Must-know for interviews: - Transformers replaced RNNs by computing all pairwise token relationships in parallel (no sequential bottleneck) - Decoder-only = causal attention mask, autoregressive generation; encoder-only = bidirectional, no generation - Pre-LN is more stable than Post-LN and is used by all modern LLMs (LLaMA, Gemma, GPT-3+) - Residual connections prevent gradient vanishing in deep networks - RoPE encodes relative position via rotation → enables context extension; used by LLaMA, Gemma, Mistral - FFN stores factual associations; SwiGLU variant outperforms ReLU and is used in LLaMA/Gemma - d_model, n_layers, n_heads, d_ffn are the four key hyperparameters for parameter count estimation

Quick recall Q&A: - Why can't you just add more layers to improve a model without residuals?

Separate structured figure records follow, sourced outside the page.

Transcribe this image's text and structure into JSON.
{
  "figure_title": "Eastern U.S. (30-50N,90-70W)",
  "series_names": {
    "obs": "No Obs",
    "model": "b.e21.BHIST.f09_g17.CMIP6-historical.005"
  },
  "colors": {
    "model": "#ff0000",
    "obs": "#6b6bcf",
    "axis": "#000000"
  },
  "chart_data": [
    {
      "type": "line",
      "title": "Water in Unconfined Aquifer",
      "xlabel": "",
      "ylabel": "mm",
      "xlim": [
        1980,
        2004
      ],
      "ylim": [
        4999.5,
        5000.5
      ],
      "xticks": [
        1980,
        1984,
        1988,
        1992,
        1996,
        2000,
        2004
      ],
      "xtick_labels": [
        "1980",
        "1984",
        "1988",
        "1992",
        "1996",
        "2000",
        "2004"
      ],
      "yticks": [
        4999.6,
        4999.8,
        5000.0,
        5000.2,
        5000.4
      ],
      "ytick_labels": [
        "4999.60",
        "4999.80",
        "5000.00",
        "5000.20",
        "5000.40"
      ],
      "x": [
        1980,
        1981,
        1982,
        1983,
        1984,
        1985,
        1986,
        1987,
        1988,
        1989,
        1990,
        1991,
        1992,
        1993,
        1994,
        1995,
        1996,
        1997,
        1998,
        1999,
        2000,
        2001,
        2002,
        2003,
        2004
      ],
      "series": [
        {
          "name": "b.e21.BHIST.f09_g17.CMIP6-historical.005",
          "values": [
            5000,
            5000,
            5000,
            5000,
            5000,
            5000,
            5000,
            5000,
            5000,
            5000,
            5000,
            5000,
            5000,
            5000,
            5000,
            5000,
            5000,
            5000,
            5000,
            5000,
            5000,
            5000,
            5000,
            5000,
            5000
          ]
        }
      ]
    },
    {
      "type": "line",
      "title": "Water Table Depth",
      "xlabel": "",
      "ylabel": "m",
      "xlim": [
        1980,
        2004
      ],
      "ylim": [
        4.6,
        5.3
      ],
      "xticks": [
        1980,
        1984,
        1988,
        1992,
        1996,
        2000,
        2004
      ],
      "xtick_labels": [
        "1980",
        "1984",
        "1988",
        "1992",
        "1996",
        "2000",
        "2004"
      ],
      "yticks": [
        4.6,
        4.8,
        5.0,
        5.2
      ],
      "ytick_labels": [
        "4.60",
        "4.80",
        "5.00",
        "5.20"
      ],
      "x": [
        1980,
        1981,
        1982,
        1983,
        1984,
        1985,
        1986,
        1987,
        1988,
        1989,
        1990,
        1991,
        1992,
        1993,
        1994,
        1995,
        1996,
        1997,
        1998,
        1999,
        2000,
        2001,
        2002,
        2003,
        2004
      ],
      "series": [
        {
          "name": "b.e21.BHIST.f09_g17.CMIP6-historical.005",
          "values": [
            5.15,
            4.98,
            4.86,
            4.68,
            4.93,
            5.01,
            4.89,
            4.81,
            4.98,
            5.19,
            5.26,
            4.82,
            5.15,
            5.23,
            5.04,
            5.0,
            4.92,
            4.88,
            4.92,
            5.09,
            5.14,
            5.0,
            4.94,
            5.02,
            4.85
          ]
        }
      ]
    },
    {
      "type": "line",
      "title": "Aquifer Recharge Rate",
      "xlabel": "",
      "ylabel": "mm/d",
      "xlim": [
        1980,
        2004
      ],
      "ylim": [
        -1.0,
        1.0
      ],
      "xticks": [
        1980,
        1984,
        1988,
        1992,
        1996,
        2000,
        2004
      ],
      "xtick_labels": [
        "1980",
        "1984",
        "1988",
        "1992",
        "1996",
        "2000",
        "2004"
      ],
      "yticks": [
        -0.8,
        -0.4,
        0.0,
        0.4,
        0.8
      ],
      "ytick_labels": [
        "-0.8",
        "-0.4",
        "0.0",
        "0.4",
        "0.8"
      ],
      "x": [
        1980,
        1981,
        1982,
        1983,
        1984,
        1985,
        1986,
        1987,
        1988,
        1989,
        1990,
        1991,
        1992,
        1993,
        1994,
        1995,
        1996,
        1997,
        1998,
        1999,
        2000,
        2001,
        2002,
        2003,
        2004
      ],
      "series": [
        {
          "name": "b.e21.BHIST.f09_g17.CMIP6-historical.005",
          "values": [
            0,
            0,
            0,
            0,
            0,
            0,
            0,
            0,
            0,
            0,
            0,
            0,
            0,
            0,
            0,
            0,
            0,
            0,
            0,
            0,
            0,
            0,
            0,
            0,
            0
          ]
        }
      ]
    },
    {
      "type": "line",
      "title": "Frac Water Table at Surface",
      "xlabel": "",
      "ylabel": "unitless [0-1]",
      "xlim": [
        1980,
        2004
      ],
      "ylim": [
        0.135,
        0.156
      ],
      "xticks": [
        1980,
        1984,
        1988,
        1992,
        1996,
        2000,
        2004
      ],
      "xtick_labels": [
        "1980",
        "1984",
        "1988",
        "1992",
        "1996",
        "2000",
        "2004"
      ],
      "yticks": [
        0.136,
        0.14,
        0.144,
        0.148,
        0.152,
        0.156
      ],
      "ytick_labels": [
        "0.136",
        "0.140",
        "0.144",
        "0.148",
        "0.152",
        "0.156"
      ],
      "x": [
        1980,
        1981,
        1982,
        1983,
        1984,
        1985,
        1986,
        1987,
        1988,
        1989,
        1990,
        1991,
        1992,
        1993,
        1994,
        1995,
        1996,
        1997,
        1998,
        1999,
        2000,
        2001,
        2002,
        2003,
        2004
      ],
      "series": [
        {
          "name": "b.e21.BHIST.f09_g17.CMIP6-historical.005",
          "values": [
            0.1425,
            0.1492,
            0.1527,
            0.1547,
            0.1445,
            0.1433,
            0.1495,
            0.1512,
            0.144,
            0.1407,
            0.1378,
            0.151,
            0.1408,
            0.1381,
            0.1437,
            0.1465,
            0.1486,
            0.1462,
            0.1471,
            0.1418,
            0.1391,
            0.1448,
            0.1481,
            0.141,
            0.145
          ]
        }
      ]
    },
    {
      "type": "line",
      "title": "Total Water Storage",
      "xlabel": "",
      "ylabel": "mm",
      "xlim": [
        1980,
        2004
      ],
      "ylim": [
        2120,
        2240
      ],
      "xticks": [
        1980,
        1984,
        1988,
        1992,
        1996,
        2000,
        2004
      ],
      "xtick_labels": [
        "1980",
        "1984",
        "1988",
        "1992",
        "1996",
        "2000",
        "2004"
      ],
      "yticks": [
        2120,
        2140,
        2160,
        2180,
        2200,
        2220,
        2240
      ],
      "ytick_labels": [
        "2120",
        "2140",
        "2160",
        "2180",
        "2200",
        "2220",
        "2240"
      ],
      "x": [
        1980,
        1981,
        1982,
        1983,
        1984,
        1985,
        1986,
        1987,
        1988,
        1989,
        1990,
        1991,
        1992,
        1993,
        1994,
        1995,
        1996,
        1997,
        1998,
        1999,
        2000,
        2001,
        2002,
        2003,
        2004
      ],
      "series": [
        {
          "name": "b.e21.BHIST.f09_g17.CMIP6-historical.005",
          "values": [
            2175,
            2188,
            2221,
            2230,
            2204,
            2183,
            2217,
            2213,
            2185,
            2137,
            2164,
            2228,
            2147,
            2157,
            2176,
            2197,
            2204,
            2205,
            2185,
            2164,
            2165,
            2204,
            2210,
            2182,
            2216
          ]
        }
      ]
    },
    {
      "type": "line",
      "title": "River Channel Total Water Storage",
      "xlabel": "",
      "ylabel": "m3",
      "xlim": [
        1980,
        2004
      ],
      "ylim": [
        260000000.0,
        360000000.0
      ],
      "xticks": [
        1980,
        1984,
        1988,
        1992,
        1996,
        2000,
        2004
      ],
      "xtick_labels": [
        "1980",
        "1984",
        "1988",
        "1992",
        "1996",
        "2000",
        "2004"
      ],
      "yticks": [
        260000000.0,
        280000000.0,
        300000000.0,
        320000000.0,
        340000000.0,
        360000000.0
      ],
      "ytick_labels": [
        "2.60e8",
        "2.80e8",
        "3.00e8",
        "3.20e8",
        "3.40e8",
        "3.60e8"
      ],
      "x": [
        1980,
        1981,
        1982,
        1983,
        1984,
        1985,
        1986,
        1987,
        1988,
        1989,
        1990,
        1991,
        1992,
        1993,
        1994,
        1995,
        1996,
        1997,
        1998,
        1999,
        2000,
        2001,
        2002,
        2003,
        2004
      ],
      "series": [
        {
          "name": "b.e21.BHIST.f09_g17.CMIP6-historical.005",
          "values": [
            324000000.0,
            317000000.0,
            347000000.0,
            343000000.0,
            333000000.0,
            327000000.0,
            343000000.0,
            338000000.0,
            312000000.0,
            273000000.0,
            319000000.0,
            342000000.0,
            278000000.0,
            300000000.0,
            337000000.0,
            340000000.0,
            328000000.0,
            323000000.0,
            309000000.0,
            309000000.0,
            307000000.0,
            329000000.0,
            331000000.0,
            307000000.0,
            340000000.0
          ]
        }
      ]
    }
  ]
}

Gradients vanish through deep multiplicative transformations — residuals provide a gradient highway. - What is the role of the FFN in a transformer? Stores and recalls learned associations per-token (independent of cross-token interaction, which is attention's job). - Why does RoPE generalize better than learned absolute embeddings? It encodes relative position in the attention dot product, not absolute position in embeddings — relative patterns seen at shorter contexts extend to longer ones. - What is Pre-LN and why does it matter? LayerNorm is applied before the sublayer, not after; makes training stable without requiring careful warmup schedules.